Meituan's instant logistics has grown over five years, accumulating experience in building distributed high‑concurrency systems that must tolerate near‑zero failures and low latency while handling massive order and rider scales.
The platform focuses on three core goals: providing SLA guarantees such as ETA and pricing, matching riders under cost‑efficiency‑experience trade‑offs, and offering rider‑side decision support like voice interaction and route recommendation.
To support these goals, Meituan evolved from vertical services to layered services and finally to micro‑services, emphasizing gradual evolution rather than premature design.
Key components of the distributed architecture include HLB for front‑end load balancing, OCTO for service registration, discovery, load balancing and fault tolerance, message queues (Kafka, RabbitMQ), Zebra for distributed database access, CAT for monitoring, Squirrel+Cellar for caching, and Crane for task scheduling.
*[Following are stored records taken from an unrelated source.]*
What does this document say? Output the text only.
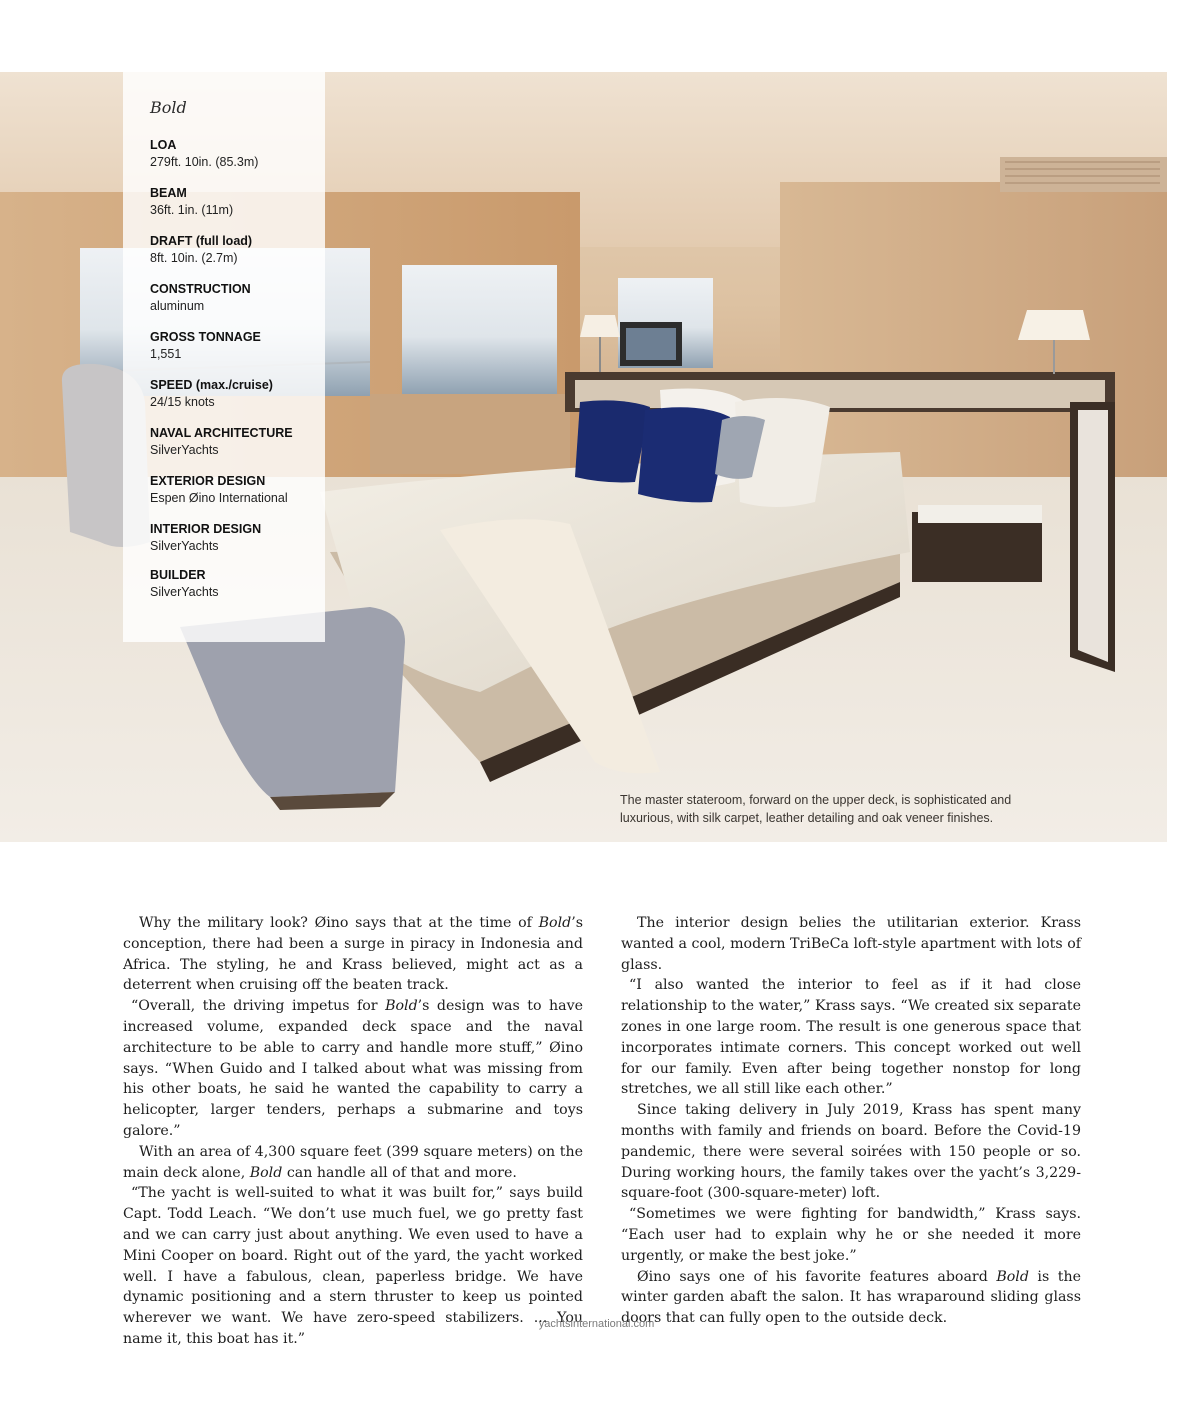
Bold
LOA
279ft. 10in. (85.3m)
BEAM
36ft. 1in. (11m)
DRAFT (full load)
8ft. 10in. (2.7m)
CONSTRUCTION
aluminum
GROSS TONNAGE
1,551
SPEED (max./cruise)
24/15 knots
NAVAL ARCHITECTURE
SilverYachts
EXTERIOR DESIGN
Espen Øino International
INTERIOR DESIGN
SilverYachts
BUILDER
SilverYachts
The master stateroom, forward on the upper deck, is sophisticated and luxurious, with silk carpet, leather detailing and oak veneer finishes.

Why the military look? Øino says that at the time of Bold’s conception, there had been a surge in piracy in Indonesia and Africa. The styling, he and Krass believed, might act as a deterrent when cruising off the beaten track.

“Overall, the driving impetus for Bold’s design was to have increased volume, expanded deck space and the naval architecture to be able to carry and handle more stuff,” Øino says. “When Guido and I talked about what was missing from his other boats, he said he wanted the capability to carry a helicopter, larger tenders, perhaps a submarine and toys galore.”

With an area of 4,300 square feet (399 square meters) on the main deck alone, Bold can handle all of that and more.

“The yacht is well-suited to what it was built for,” says build Capt. Todd Leach. “We don’t use much fuel, we go pretty fast and we can carry just about anything. We even used to have a Mini Cooper on board. Right out of the yard, the yacht worked well. I have a fabulous, clean, paperless bridge. We have dynamic positioning and a stern thruster to keep us pointed wherever we want. We have zero-speed stabilizers. ... You name it, this boat has it.”

The interior design belies the utilitarian exterior. Krass wanted a cool, modern TriBeCa loft-style apartment with lots of glass.

“I also wanted the interior to feel as if it had close relationship to the water,” Krass says. “We created six separate zones in one large room. The result is one generous space that incorporates intimate corners. This concept worked out well for our family. Even after being together nonstop for long stretches, we all still like each other.”

Since taking delivery in July 2019, Krass has spent many months with family and friends on board. Before the Covid-19 pandemic, there were several soirées with 150 people or so. During working hours, the family takes over the yacht’s 3,229-square-foot (300-square-meter) loft.

“Sometimes we were fighting for bandwidth,” Krass says. “Each user had to explain why he or she needed it more urgently, or make the best joke.”

Øino says one of his favorite features aboard Bold is the winter garden abaft the salon. It has wraparound sliding glass doors that can fully open to the outside deck.

yachtsinternational.com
Scalability challenges such as stateful node expansion and hotspot mitigation were addressed by converting stateful nodes to stateless ones and leveraging parallel computation for rapid scaling.
Data consistency across databases and caches is ensured by Databus, a high‑availability, low‑latency pipeline that captures binlog changes and propagates them to downstream stores like Elasticsearch.
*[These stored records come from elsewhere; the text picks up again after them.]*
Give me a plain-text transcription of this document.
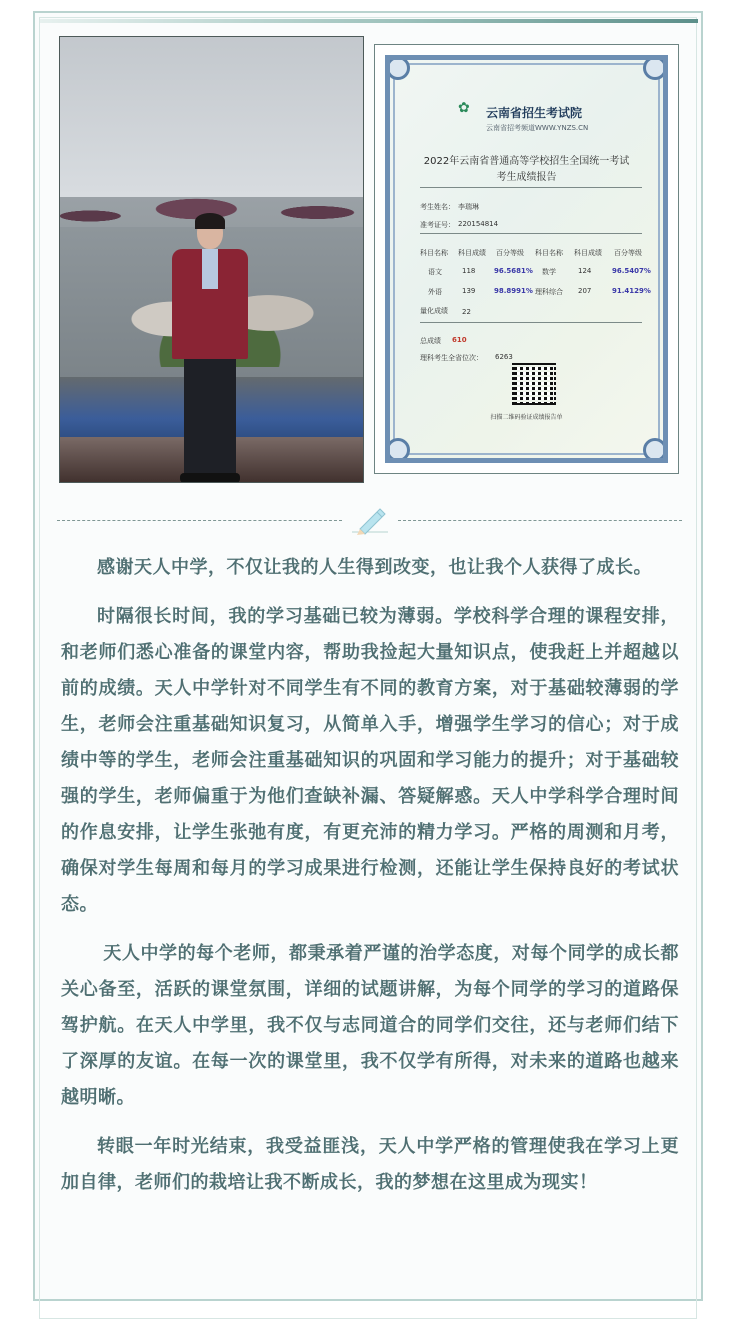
✿ 云南省招生考试院
云南省招考频道WWW.YNZS.CN
2022年云南省普通高等学校招生全国统一考试
考生成绩报告
考生姓名： 李瑞琳
准考证号： 220154814
科目名称 科目成绩 百分等级 科目名称 科目成绩 百分等级
语文	118	96.5681% 数学	124	96.5407%
外语	139	98.8991% 理科综合 207	91.4129%
量化成绩 22
总成绩 610
理科考生全省位次： 6263
扫描二维码验证成绩报告单

感谢天人中学，不仅让我的人生得到改变，也让我个人获得了成长。

时隔很长时间，我的学习基础已较为薄弱。学校科学合理的课程安排，和老师们悉心准备的课堂内容，帮助我捡起大量知识点，使我赶上并超越以前的成绩。天人中学针对不同学生有不同的教育方案，对于基础较薄弱的学生，老师会注重基础知识复习，从简单入手，增强学生学习的信心；对于成绩中等的学生，老师会注重基础知识的巩固和学习能力的提升；对于基础较强的学生，老师偏重于为他们查缺补漏、答疑解惑。天人中学科学合理时间的作息安排，让学生张弛有度，有更充沛的精力学习。严格的周测和月考，确保对学生每周和每月的学习成果进行检测，还能让学生保持良好的考试状态。

天人中学的每个老师，都秉承着严谨的治学态度，对每个同学的成长都关心备至，活跃的课堂氛围，详细的试题讲解，为每个同学的学习的道路保驾护航。在天人中学里，我不仅与志同道合的同学们交往，还与老师们结下了深厚的友谊。在每一次的课堂里，我不仅学有所得，对未来的道路也越来越明晰。

转眼一年时光结束，我受益匪浅，天人中学严格的管理使我在学习上更加自律，老师们的栽培让我不断成长，我的梦想在这里成为现实！
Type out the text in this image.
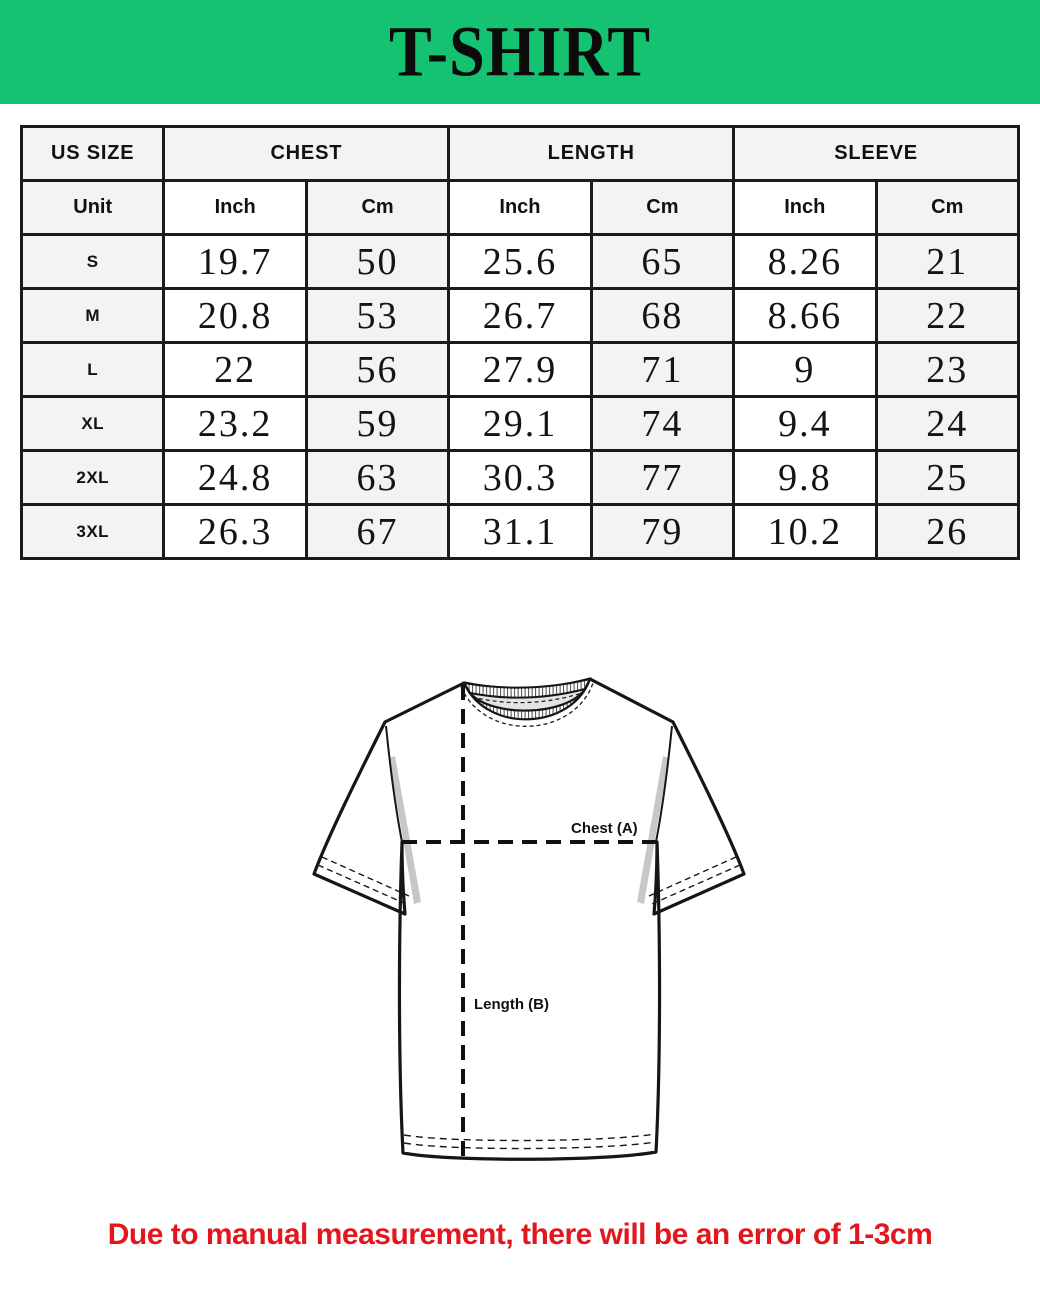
T-SHIRT
US SIZE	CHEST		LENGTH		SLEEVE	
Unit	Inch	Cm	Inch	Cm	Inch	Cm
S	19.7	50	25.6	65	8.26	21
M	20.8	53	26.7	68	8.66	22
L	22	56	27.9	71	9	23
XL	23.2	59	29.1	74	9.4	24
2XL	24.8	63	30.3	77	9.8	25
3XL	26.3	67	31.1	79	10.2	26
Chest (A)
Length (B)
Due to manual measurement, there will be an error of 1-3cm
High availability is maintained through pre‑emptive full‑stack stress testing, periodic health checks, chaos engineering (service, machine, component failures), real‑time anomaly alerts (performance, business metrics, availability), rapid fault isolation (single‑machine, cluster, IDC, component, service), and post‑incident rollback, throttling, circuit‑breaking, and fallback mechanisms.
Deployment strategies include rapid single‑IDC failover with automatic traffic switching, pre‑synchronised data and services for quick scaling, and multi‑IDC virtual centers that treat groups of IDC as a single partition for elastic capacity.
Unit‑based deployment further refines disaster recovery and scaling by routing traffic based on regions or cities, handling cross‑region data latency, and enabling swift SET failover.
AI capabilities are consolidated in a machine‑learning platform for model training and deployment, and the JARVIS AIOps platform improves incident handling by de‑duplicating alerts and automating fault analysis.
Future challenges include managing the complexity of expanded micro‑services, mitigating network amplification from latency, accelerating fault localisation in intricate topologies, and transitioning operational practices from cluster‑level to unit‑level management.